The reduced T3 level that occurs during illness, fasting, or stress slows the metabolism of many tissues. Because of the slowed metabolism, the body does not eliminate reverse-T3 as rapidly as usual. The slowed elimination from the body allows the reverse-T3 level in the blood to increase considerably.
In addition, during stressful experiences such as surgery and combat, the amount of the stress hormone cortisol increases. The increase inhibits conversion of T4 to T3; conversion of T4 to reverse-T3 increases. The same inhibition occurs when a patient has Cushing's syndrome, a disease in which the adrenal glands produce too much cortisol. Inhibition also occurs when a patient begins taking cortisol as a medication such as prednisone. However, whether the increased circulating cortisol occurs from stress, Cushing's syndrome, or taking prednisone, the inhibition of T4 to T3 conversion is temporary. It seldom lasts for more than one-to-three weeks, even if the circulating cortisol level continues to be high. Studies have documented that the inhibition is temporary.
A popular belief nowadays (proposed by Dr. Dennis Wilson) has not been proven to be true, and much scientific evidence tips the scales in the "false" direction with regard to this idea. The belief is that the process involving impaired T4 to T3 conversion—with increases in reverse-T3—becomes stuck. The "stuck" conversion is supposed to cause chronic low T3 levels and chronically slowed metabolism. Some have speculated that the elevated reverse-T3 is the culprit, continually blocking the conversion of T4 to T3 as a competitive substrate for the 5’-deiodinase enzyme. However, this belief is contradicted by studies of the dynamics of T4 to T3 conversion and T4 to reverse-T3 conversion. Laboratory studies have shown that when factors such as increased cortisol levels cause a decrease in T4 to T3 conversion and an increase in T4 to reverse-T3 conversion, the shift in the percentages of T3 and reverse-T3 produced is only temporary.
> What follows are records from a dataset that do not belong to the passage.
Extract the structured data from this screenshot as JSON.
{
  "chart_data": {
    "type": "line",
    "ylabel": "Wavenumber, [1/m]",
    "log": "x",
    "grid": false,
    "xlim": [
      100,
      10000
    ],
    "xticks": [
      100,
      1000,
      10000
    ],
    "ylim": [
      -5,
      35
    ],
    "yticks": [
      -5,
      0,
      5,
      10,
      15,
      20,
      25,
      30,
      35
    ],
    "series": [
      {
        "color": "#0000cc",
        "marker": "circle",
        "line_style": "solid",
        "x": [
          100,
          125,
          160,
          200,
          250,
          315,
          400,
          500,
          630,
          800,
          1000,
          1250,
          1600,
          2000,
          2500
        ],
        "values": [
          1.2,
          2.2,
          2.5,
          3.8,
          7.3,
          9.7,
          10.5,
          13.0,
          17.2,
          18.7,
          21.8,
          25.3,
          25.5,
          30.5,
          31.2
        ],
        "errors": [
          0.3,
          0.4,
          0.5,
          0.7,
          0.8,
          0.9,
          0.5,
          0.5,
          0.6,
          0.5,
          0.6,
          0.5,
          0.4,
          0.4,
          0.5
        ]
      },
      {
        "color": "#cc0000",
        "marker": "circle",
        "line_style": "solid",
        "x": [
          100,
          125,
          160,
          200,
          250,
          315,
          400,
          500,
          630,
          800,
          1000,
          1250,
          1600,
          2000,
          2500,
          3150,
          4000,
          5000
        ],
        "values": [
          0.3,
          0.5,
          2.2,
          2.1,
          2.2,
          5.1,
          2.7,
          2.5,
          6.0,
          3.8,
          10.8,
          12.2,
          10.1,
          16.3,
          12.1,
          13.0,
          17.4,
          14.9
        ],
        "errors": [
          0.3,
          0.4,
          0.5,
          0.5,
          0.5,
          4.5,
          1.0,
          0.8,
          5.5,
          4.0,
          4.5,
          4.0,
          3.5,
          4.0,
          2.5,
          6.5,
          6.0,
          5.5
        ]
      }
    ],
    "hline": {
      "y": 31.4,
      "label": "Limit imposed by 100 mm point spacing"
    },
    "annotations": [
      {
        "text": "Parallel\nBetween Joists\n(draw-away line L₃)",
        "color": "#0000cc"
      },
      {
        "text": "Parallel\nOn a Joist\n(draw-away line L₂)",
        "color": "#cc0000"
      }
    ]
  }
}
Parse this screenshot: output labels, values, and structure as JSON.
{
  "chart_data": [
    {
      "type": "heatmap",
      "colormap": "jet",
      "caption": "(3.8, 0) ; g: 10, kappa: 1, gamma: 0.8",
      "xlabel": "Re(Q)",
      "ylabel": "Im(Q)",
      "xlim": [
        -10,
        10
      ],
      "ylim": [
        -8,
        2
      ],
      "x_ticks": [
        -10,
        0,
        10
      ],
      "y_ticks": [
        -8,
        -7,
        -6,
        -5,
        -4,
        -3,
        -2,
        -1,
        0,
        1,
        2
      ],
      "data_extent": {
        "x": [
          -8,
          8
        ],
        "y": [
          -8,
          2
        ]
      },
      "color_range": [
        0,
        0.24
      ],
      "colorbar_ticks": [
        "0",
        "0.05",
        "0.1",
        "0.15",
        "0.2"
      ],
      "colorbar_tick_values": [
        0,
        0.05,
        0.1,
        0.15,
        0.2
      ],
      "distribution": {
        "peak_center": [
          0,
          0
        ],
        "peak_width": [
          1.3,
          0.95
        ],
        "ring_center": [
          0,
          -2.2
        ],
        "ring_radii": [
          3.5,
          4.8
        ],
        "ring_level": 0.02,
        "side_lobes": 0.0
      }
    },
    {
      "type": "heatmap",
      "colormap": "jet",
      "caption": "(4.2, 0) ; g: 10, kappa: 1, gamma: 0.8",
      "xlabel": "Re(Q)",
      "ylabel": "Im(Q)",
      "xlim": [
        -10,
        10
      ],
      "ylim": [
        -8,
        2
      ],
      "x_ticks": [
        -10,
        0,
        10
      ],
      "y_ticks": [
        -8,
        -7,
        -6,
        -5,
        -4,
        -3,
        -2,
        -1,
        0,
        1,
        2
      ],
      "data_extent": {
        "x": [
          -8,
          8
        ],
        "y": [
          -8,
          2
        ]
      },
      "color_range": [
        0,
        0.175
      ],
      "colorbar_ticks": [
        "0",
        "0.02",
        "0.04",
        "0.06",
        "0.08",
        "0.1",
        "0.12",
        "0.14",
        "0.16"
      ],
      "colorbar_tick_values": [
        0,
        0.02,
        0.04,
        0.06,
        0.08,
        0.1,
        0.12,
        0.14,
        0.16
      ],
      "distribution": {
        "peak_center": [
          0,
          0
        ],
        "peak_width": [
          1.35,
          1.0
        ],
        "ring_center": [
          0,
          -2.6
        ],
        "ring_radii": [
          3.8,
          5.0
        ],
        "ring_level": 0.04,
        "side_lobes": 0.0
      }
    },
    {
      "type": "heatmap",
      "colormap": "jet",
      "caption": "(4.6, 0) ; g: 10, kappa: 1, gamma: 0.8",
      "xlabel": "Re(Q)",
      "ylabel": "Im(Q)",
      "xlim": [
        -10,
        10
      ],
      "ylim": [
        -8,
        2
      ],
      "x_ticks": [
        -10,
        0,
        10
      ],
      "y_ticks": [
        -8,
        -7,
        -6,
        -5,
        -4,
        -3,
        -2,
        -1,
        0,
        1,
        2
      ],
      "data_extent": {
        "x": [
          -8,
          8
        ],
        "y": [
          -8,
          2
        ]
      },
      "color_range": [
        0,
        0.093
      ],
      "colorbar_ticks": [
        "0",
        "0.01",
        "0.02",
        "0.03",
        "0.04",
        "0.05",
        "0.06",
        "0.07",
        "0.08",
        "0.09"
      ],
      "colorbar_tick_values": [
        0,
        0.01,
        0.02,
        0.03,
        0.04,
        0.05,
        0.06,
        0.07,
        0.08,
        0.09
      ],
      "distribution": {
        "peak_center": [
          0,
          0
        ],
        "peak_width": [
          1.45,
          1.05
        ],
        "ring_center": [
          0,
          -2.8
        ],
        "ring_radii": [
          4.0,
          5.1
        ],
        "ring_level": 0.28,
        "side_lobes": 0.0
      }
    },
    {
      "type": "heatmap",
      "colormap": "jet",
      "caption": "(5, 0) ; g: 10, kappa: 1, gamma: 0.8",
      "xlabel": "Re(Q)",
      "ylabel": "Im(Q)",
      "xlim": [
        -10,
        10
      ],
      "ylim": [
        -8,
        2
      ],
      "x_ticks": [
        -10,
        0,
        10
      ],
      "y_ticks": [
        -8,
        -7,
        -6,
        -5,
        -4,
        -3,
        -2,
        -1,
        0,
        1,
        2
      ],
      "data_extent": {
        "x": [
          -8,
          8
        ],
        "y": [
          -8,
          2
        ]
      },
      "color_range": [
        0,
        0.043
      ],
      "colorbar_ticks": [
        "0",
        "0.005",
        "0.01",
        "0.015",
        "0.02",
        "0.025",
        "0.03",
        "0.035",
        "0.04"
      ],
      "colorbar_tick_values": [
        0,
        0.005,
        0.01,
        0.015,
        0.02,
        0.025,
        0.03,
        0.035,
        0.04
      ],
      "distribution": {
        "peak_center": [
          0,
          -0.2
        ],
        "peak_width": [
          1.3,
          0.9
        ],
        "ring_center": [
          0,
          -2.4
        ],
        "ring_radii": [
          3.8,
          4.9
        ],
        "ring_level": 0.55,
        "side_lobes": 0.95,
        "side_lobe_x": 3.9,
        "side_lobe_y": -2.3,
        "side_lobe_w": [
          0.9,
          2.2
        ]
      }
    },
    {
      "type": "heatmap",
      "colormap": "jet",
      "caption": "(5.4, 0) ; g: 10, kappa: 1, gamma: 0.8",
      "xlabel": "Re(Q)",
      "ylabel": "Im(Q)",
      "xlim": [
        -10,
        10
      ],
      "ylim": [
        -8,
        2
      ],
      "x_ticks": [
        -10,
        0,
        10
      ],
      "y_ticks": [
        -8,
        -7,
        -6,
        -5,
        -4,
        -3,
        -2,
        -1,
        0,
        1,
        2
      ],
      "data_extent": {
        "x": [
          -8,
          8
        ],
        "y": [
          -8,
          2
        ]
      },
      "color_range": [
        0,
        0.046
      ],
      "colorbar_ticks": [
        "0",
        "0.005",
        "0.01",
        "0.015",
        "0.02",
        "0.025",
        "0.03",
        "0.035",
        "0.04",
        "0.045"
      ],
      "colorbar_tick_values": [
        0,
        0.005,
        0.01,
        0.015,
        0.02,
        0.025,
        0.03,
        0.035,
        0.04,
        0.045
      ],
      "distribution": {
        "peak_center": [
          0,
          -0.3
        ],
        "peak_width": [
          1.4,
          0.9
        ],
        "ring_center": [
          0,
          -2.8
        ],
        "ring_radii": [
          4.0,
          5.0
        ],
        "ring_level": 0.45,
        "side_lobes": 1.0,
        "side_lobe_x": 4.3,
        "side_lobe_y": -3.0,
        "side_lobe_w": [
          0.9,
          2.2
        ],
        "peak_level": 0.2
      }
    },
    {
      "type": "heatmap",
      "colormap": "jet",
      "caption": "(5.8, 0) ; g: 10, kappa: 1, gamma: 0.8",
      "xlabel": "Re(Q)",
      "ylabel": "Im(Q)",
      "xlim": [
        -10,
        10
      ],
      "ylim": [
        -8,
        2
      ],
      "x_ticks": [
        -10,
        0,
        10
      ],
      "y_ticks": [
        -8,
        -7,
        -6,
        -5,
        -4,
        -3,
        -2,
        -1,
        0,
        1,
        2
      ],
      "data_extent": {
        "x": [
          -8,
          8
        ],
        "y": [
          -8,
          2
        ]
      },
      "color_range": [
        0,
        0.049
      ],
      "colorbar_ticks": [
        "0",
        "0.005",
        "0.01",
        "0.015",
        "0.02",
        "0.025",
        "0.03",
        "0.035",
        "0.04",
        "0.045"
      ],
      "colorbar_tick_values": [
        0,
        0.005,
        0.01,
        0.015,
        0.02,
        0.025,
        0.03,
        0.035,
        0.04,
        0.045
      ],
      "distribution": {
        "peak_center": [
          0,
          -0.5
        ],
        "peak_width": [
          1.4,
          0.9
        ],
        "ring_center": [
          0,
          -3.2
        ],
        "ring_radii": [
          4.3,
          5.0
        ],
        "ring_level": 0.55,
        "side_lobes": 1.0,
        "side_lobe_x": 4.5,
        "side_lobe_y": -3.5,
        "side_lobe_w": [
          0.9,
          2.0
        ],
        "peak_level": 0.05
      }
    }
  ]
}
To answer your question: In a 1994 article, I did write of my testing of fibromyalgia patients for laboratory evidence of elevated reverse-T3. [Lowe, J.C., Eichelberger, J., Manso, G., and Peterson, K.: Improvement in euthyroid fibromyalgia patients treated with T3. J. Myofascial Ther.,1(2):16-29, 1994.] During one year, I tested 50 fibromyalgia patients to see if they had laboratory values that would suggest that they had impaired conversion of T4 to T3 with elevated reverse-T3. I've also tested other patients since 1994. However, I have not found laboratory evidence of impaired T4 to T3 conversion in a single patient.
Also, if impaired conversion was the source of the problem in my fibromyalgia patients, they would respond to a normal physiologic dosage of T3. However, most euthyroid fibromyalgia patients require far more than normal physiologic dosages to overcome their thyroid hormone resistance.
Finally I decided that if some patients' fibromyalgia symptoms do indeed result from impaired conversion of T4 to T3, it is a rare phenomenon. I could no longer justify charging patients for the laboratory tests that would identify impaired conversion. As a result, I don't even bother ordering the tests any longer. This is the reason that you haven't read about impaired conversion of T4 to T3 and elevated reverse-T3 at this Web site or in more of our published articles.